Saturday, June 06, 2009


Chelmsford Cathedral


To celebrate Purcell's 350th birthday – still three months away – and to raise funds for the Choral Foundation, Director of Music Peter Nardone had assembled a stellar cast. Not even in the glory days of the much missed Cathedral Festival would we expect to see all these great names on the same stage.

And it was appropriate that the excellent Music Department of Chelmsford Cathedral should play a central part, too.
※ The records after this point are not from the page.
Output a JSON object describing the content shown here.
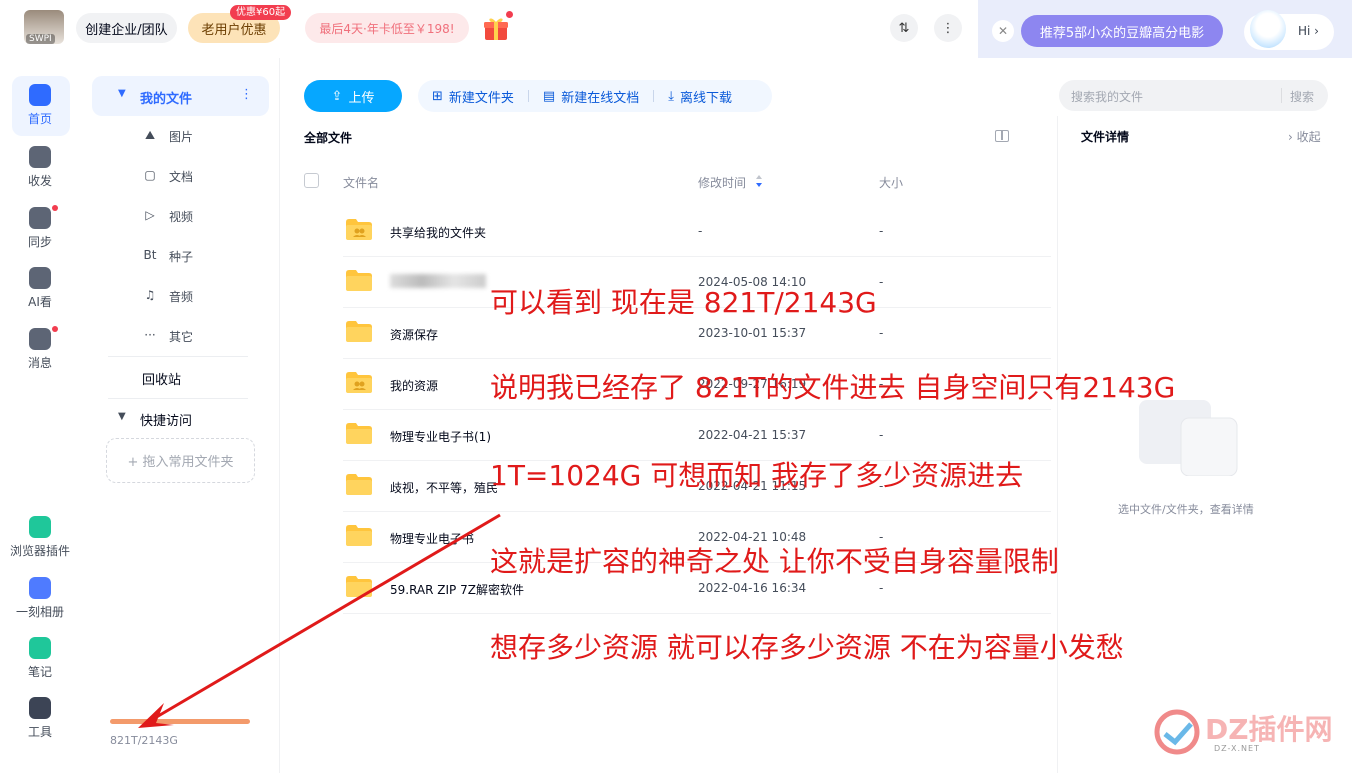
{
  "header": {
    "avatar_tag": "SWPI",
    "team_btn": "创建企业/团队",
    "old_user_btn": "老用户优惠",
    "old_user_badge": "优惠¥60起",
    "promo_btn": "最后4天·年卡低至￥198!",
    "sort_icon_label": "⇅",
    "more_icon_label": "⋮",
    "close_label": "✕",
    "recommend_btn": "推荐5部小众的豆瓣高分电影",
    "hi_label": "Hi ›"
  },
  "rail": [
    {
      "label": "首页",
      "icon": "home-icon",
      "color": "#2f6bff"
    },
    {
      "label": "收发",
      "icon": "share-icon",
      "color": "#5d6575"
    },
    {
      "label": "同步",
      "icon": "sync-icon",
      "color": "#5d6575"
    },
    {
      "label": "AI看",
      "icon": "ai-icon",
      "color": "#5d6575"
    },
    {
      "label": "消息",
      "icon": "message-icon",
      "color": "#5d6575"
    },
    {
      "label": "浏览器插件",
      "icon": "plugin-icon",
      "color": "#1fc79a"
    },
    {
      "label": "一刻相册",
      "icon": "album-icon",
      "color": "#4f7bff"
    },
    {
      "label": "笔记",
      "icon": "note-icon",
      "color": "#1fc79a"
    },
    {
      "label": "工具",
      "icon": "tools-icon",
      "color": "#3c4455"
    }
  ],
  "nav": {
    "my_files": "我的文件",
    "items": [
      {
        "label": "图片",
        "glyph": "⛰"
      },
      {
        "label": "文档",
        "glyph": "▢"
      },
      {
        "label": "视频",
        "glyph": "▷"
      },
      {
        "label": "种子",
        "glyph": "Bt"
      },
      {
        "label": "音频",
        "glyph": "♫"
      },
      {
        "label": "其它",
        "glyph": "···"
      }
    ],
    "recycle": "回收站",
    "quick_access": "快捷访问",
    "drop_hint": "+ 拖入常用文件夹",
    "quota_text": "821T/2143G",
    "quota_used": 1.0
  },
  "toolbar": {
    "upload": "上传",
    "new_folder": "新建文件夹",
    "new_online_doc": "新建在线文档",
    "offline_download": "离线下载",
    "search_placeholder": "搜索我的文件",
    "search_btn": "搜索"
  },
  "breadcrumb": "全部文件",
  "table": {
    "col_name": "文件名",
    "col_time": "修改时间",
    "col_size": "大小",
    "rows": [
      {
        "name": "共享给我的文件夹",
        "time": "-",
        "size": "-",
        "shared": true
      },
      {
        "name": "",
        "time": "2024-05-08 14:10",
        "size": "-",
        "shared": false,
        "blurred": true
      },
      {
        "name": "资源保存",
        "time": "2023-10-01 15:37",
        "size": "-",
        "shared": false
      },
      {
        "name": "我的资源",
        "time": "2022-09-27 16:19",
        "size": "-",
        "shared": true
      },
      {
        "name": "物理专业电子书(1)",
        "time": "2022-04-21 15:37",
        "size": "-",
        "shared": false
      },
      {
        "name": "歧视，不平等，殖民",
        "time": "2022-04-21 11:15",
        "size": "-",
        "shared": false
      },
      {
        "name": "物理专业电子书",
        "time": "2022-04-21 10:48",
        "size": "-",
        "shared": false
      },
      {
        "name": "59.RAR ZIP 7Z解密软件",
        "time": "2022-04-16 16:34",
        "size": "-",
        "shared": false
      }
    ]
  },
  "detail": {
    "title": "文件详情",
    "collapse": "›  收起",
    "empty_hint": "选中文件/文件夹，查看详情"
  },
  "annotations": [
    "可以看到 现在是 821T/2143G",
    "说明我已经存了 821T的文件进去  自身空间只有2143G",
    "1T=1024G  可想而知 我存了多少资源进去",
    "这就是扩容的神奇之处 让你不受自身容量限制",
    "想存多少资源  就可以存多少资源  不在为容量小发愁"
  ],
  "watermark": {
    "text": "DZ插件网",
    "sub": "DZ-X.NET"
  },
  "colors": {
    "accent": "#06a7ff",
    "annotation": "#e01a1a",
    "folder": "#ffc53d"
  }
}
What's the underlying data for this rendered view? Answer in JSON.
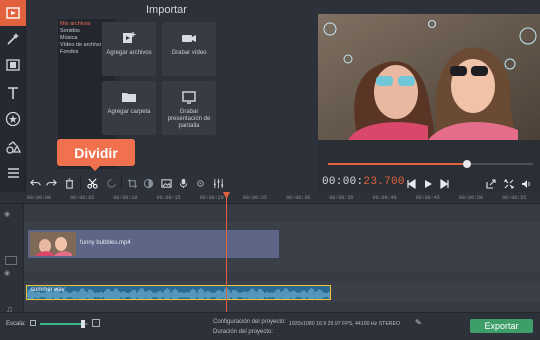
{
  "import": {
    "title": "Importar",
    "categories": [
      "Mis archivos",
      "Sonidos",
      "Música",
      "Vídeo de archivo",
      "Fondos"
    ],
    "tiles": [
      {
        "label": "Agregar archivos",
        "icon": "add-files-icon"
      },
      {
        "label": "Grabar vídeo",
        "icon": "camera-icon"
      },
      {
        "label": "Agregar carpeta",
        "icon": "folder-icon"
      },
      {
        "label": "Grabar presentación de pantalla",
        "icon": "screen-record-icon"
      }
    ]
  },
  "tooltip": {
    "text": "Dividir"
  },
  "player": {
    "timecode_white": "00:00:",
    "timecode_red": "23.700",
    "seek_fraction": 0.68
  },
  "timeline": {
    "ticks": [
      "00:00:00",
      "00:00:05",
      "00:00:10",
      "00:00:15",
      "00:00:20",
      "00:00:25",
      "00:00:30",
      "00:00:35",
      "00:00:40",
      "00:00:45",
      "00:00:50",
      "00:00:55"
    ],
    "video_clip": "funny bubbles.mp4",
    "audio_clip": "summer.wav"
  },
  "status": {
    "scale_label": "Escala:",
    "zoom_fraction": 0.9,
    "config_label": "Configuración del proyecto:",
    "config_value": "1920x1080 16:9 29.97 FPS, 44100 Hz STEREO",
    "duration_label": "Duración del proyecto:",
    "export_label": "Exportar"
  },
  "colors": {
    "accent": "#e2623e",
    "export": "#3e9e6a",
    "audio_clip": "#2a6a8f",
    "video_clip": "#5e6688"
  }
}
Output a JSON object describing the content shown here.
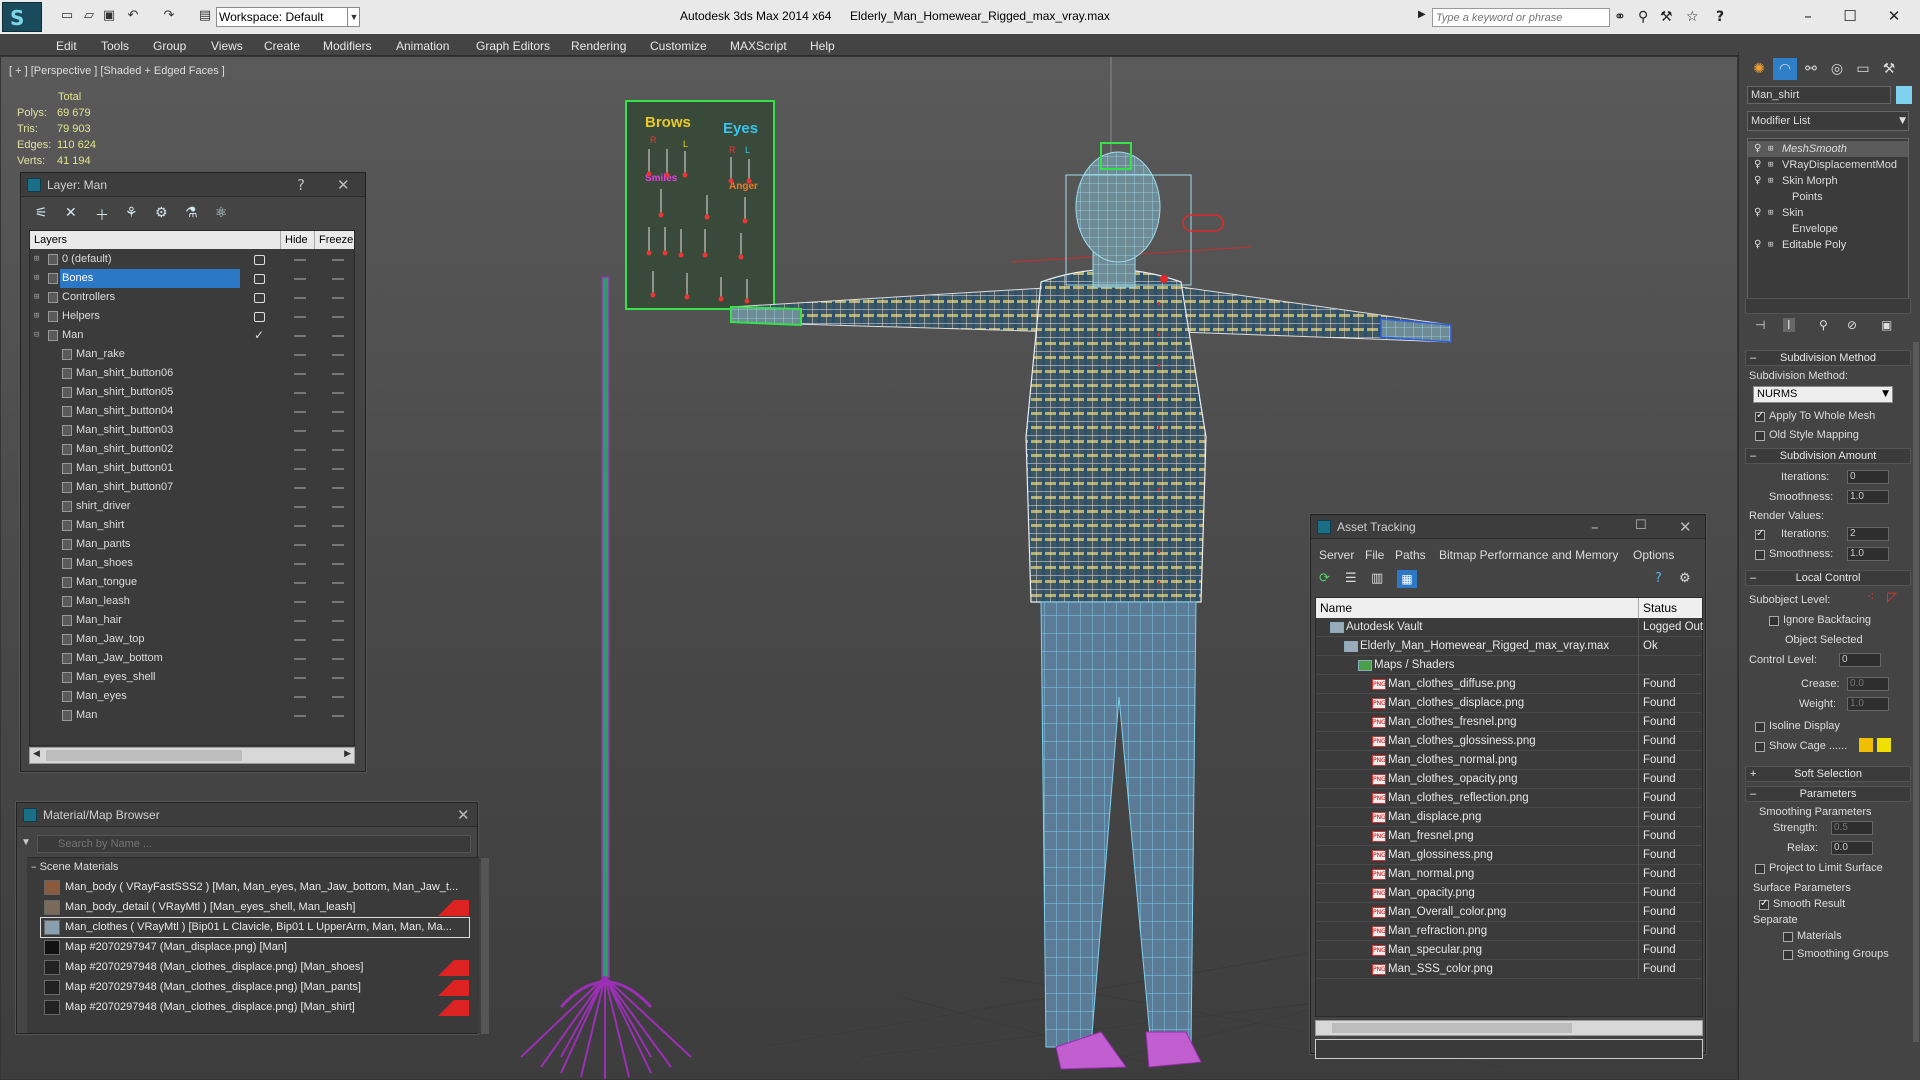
{
  "titlebar": {
    "workspace": "Workspace: Default",
    "app_title": "Autodesk 3ds Max  2014 x64",
    "file_title": "Elderly_Man_Homewear_Rigged_max_vray.max",
    "search_placeholder": "Type a keyword or phrase",
    "help": "?"
  },
  "menu": [
    "Edit",
    "Tools",
    "Group",
    "Views",
    "Create",
    "Modifiers",
    "Animation",
    "Graph Editors",
    "Rendering",
    "Customize",
    "MAXScript",
    "Help"
  ],
  "viewport": {
    "label": "[ + ] [Perspective ] [Shaded + Edged Faces ]",
    "stats": {
      "total": "Total",
      "rows": [
        {
          "label": "Polys:",
          "value": "69 679"
        },
        {
          "label": "Tris:",
          "value": "79 903"
        },
        {
          "label": "Edges:",
          "value": "110 624"
        },
        {
          "label": "Verts:",
          "value": "41 194"
        }
      ]
    },
    "board": {
      "brows": "Brows",
      "eyes": "Eyes",
      "smiles": "Smiles",
      "anger": "Anger",
      "r": "R",
      "l": "L"
    }
  },
  "layer_panel": {
    "title": "Layer: Man",
    "help": "?",
    "close": "✕",
    "headers": {
      "layers": "Layers",
      "hide": "Hide",
      "freeze": "Freeze"
    },
    "rows": [
      {
        "name": "0 (default)",
        "type": "layer"
      },
      {
        "name": "Bones",
        "type": "layer",
        "selected": true
      },
      {
        "name": "Controllers",
        "type": "layer"
      },
      {
        "name": "Helpers",
        "type": "layer"
      },
      {
        "name": "Man",
        "type": "layer",
        "current": true
      },
      {
        "name": "Man_rake",
        "type": "obj"
      },
      {
        "name": "Man_shirt_button06",
        "type": "obj"
      },
      {
        "name": "Man_shirt_button05",
        "type": "obj"
      },
      {
        "name": "Man_shirt_button04",
        "type": "obj"
      },
      {
        "name": "Man_shirt_button03",
        "type": "obj"
      },
      {
        "name": "Man_shirt_button02",
        "type": "obj"
      },
      {
        "name": "Man_shirt_button01",
        "type": "obj"
      },
      {
        "name": "Man_shirt_button07",
        "type": "obj"
      },
      {
        "name": "shirt_driver",
        "type": "obj"
      },
      {
        "name": "Man_shirt",
        "type": "obj"
      },
      {
        "name": "Man_pants",
        "type": "obj"
      },
      {
        "name": "Man_shoes",
        "type": "obj"
      },
      {
        "name": "Man_tongue",
        "type": "obj"
      },
      {
        "name": "Man_leash",
        "type": "obj"
      },
      {
        "name": "Man_hair",
        "type": "obj"
      },
      {
        "name": "Man_Jaw_top",
        "type": "obj"
      },
      {
        "name": "Man_Jaw_bottom",
        "type": "obj"
      },
      {
        "name": "Man_eyes_shell",
        "type": "obj"
      },
      {
        "name": "Man_eyes",
        "type": "obj"
      },
      {
        "name": "Man",
        "type": "obj"
      }
    ]
  },
  "material_browser": {
    "title": "Material/Map Browser",
    "search_placeholder": "Search by Name ...",
    "section": "Scene Materials",
    "rows": [
      "Man_body  ( VRayFastSSS2 ) [Man, Man_eyes, Man_Jaw_bottom, Man_Jaw_t...",
      "Man_body_detail  ( VRayMtl ) [Man_eyes_shell, Man_leash]",
      "Man_clothes  ( VRayMtl ) [Bip01 L Clavicle, Bip01 L UpperArm, Man, Man, Ma...",
      "Map #2070297947 (Man_displace.png) [Man]",
      "Map #2070297948 (Man_clothes_displace.png) [Man_shoes]",
      "Map #2070297948 (Man_clothes_displace.png) [Man_pants]",
      "Map #2070297948 (Man_clothes_displace.png) [Man_shirt]"
    ]
  },
  "asset_tracking": {
    "title": "Asset Tracking",
    "menu": [
      "Server",
      "File",
      "Paths",
      "Bitmap Performance and Memory",
      "Options"
    ],
    "headers": {
      "name": "Name",
      "status": "Status"
    },
    "rows": [
      {
        "name": "Autodesk Vault",
        "status": "Logged Out",
        "level": 1,
        "kind": "vault"
      },
      {
        "name": "Elderly_Man_Homewear_Rigged_max_vray.max",
        "status": "Ok",
        "level": 2,
        "kind": "max"
      },
      {
        "name": "Maps / Shaders",
        "status": "",
        "level": 3,
        "kind": "folder"
      },
      {
        "name": "Man_clothes_diffuse.png",
        "status": "Found",
        "level": 4,
        "kind": "png"
      },
      {
        "name": "Man_clothes_displace.png",
        "status": "Found",
        "level": 4,
        "kind": "png"
      },
      {
        "name": "Man_clothes_fresnel.png",
        "status": "Found",
        "level": 4,
        "kind": "png"
      },
      {
        "name": "Man_clothes_glossiness.png",
        "status": "Found",
        "level": 4,
        "kind": "png"
      },
      {
        "name": "Man_clothes_normal.png",
        "status": "Found",
        "level": 4,
        "kind": "png"
      },
      {
        "name": "Man_clothes_opacity.png",
        "status": "Found",
        "level": 4,
        "kind": "png"
      },
      {
        "name": "Man_clothes_reflection.png",
        "status": "Found",
        "level": 4,
        "kind": "png"
      },
      {
        "name": "Man_displace.png",
        "status": "Found",
        "level": 4,
        "kind": "png"
      },
      {
        "name": "Man_fresnel.png",
        "status": "Found",
        "level": 4,
        "kind": "png"
      },
      {
        "name": "Man_glossiness.png",
        "status": "Found",
        "level": 4,
        "kind": "png"
      },
      {
        "name": "Man_normal.png",
        "status": "Found",
        "level": 4,
        "kind": "png"
      },
      {
        "name": "Man_opacity.png",
        "status": "Found",
        "level": 4,
        "kind": "png"
      },
      {
        "name": "Man_Overall_color.png",
        "status": "Found",
        "level": 4,
        "kind": "png"
      },
      {
        "name": "Man_refraction.png",
        "status": "Found",
        "level": 4,
        "kind": "png"
      },
      {
        "name": "Man_specular.png",
        "status": "Found",
        "level": 4,
        "kind": "png"
      },
      {
        "name": "Man_SSS_color.png",
        "status": "Found",
        "level": 4,
        "kind": "png"
      }
    ]
  },
  "command_panel": {
    "object_name": "Man_shirt",
    "modifier_list": "Modifier List",
    "stack": [
      {
        "name": "MeshSmooth",
        "italic": true
      },
      {
        "name": "VRayDisplacementMod"
      },
      {
        "name": "Skin Morph"
      },
      {
        "name": "Points",
        "sub": true
      },
      {
        "name": "Skin"
      },
      {
        "name": "Envelope",
        "sub": true
      },
      {
        "name": "Editable Poly"
      }
    ],
    "subdivision_method": {
      "header": "Subdivision Method",
      "label": "Subdivision Method:",
      "value": "NURMS",
      "apply_whole": "Apply To Whole Mesh",
      "old_style": "Old Style Mapping"
    },
    "subdivision_amount": {
      "header": "Subdivision Amount",
      "iterations": "Iterations:",
      "iterations_val": "0",
      "smoothness": "Smoothness:",
      "smoothness_val": "1.0",
      "render_values": "Render Values:",
      "r_iterations_val": "2",
      "r_smoothness_val": "1.0"
    },
    "local_control": {
      "header": "Local Control",
      "subobject": "Subobject Level:",
      "ignore_backfacing": "Ignore Backfacing",
      "object_selected": "Object Selected",
      "control_level": "Control Level:",
      "control_level_val": "0",
      "crease": "Crease:",
      "crease_val": "0.0",
      "weight": "Weight:",
      "weight_val": "1.0",
      "isoline": "Isoline Display",
      "show_cage": "Show Cage ......"
    },
    "soft_selection": "Soft Selection",
    "parameters": {
      "header": "Parameters",
      "smoothing": "Smoothing Parameters",
      "strength": "Strength:",
      "strength_val": "0.5",
      "relax": "Relax:",
      "relax_val": "0.0",
      "project": "Project to Limit Surface",
      "surface": "Surface Parameters",
      "smooth_result": "Smooth Result",
      "separate": "Separate",
      "materials": "Materials",
      "smoothing_groups": "Smoothing Groups"
    }
  },
  "colors": {
    "accent": "#2b78c6",
    "wire_cyan": "#7ed2ee",
    "rake": "#9b2fb5",
    "cage_yellow": "#f0c000"
  }
}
The choir, echoing the forces Purcell himself had at his disposal, were on superb form, and the anthem O God, Thou Art My God, with its glorious Hallelujah, was entirely sung by the home team, including five soloists from the Choir.

In the opening Te Deum, Rebecca Outram's soprano was unusually, but highly effectively, matched with the strong, true treble of chorister Henry Allen. James Bowman's counter-tenor was movingly eloquent in the final verse.

Bowman's solo moment, accompanied by Tom Wilkinson at the continuo organ, was the poignant Evening Hymn, and he joined Timothy Travers-Brown, one of the most promising counter-tenors of the current generation, to spar jovially through the duet Sound the Trumpet, in the climax of the concert, Come Ye Sons of Art.

The instrumental accompaniment included the Fitzwilliam Quartet and trumpeter Crispian Steele-Perkins, who also shone in the Ayre from The Indian Queen.

For there were instrumental interludes, too, as well as the Bell Anthem and the Birthday Ode, amply demonstrating the breadth of Purcell's genius in a varied programme, memorably performed. He is often dubbed England's finest native composer, and I'm sure that the soloists in the Cathedral, whose discographies have Purcell at their heart, would not disagree.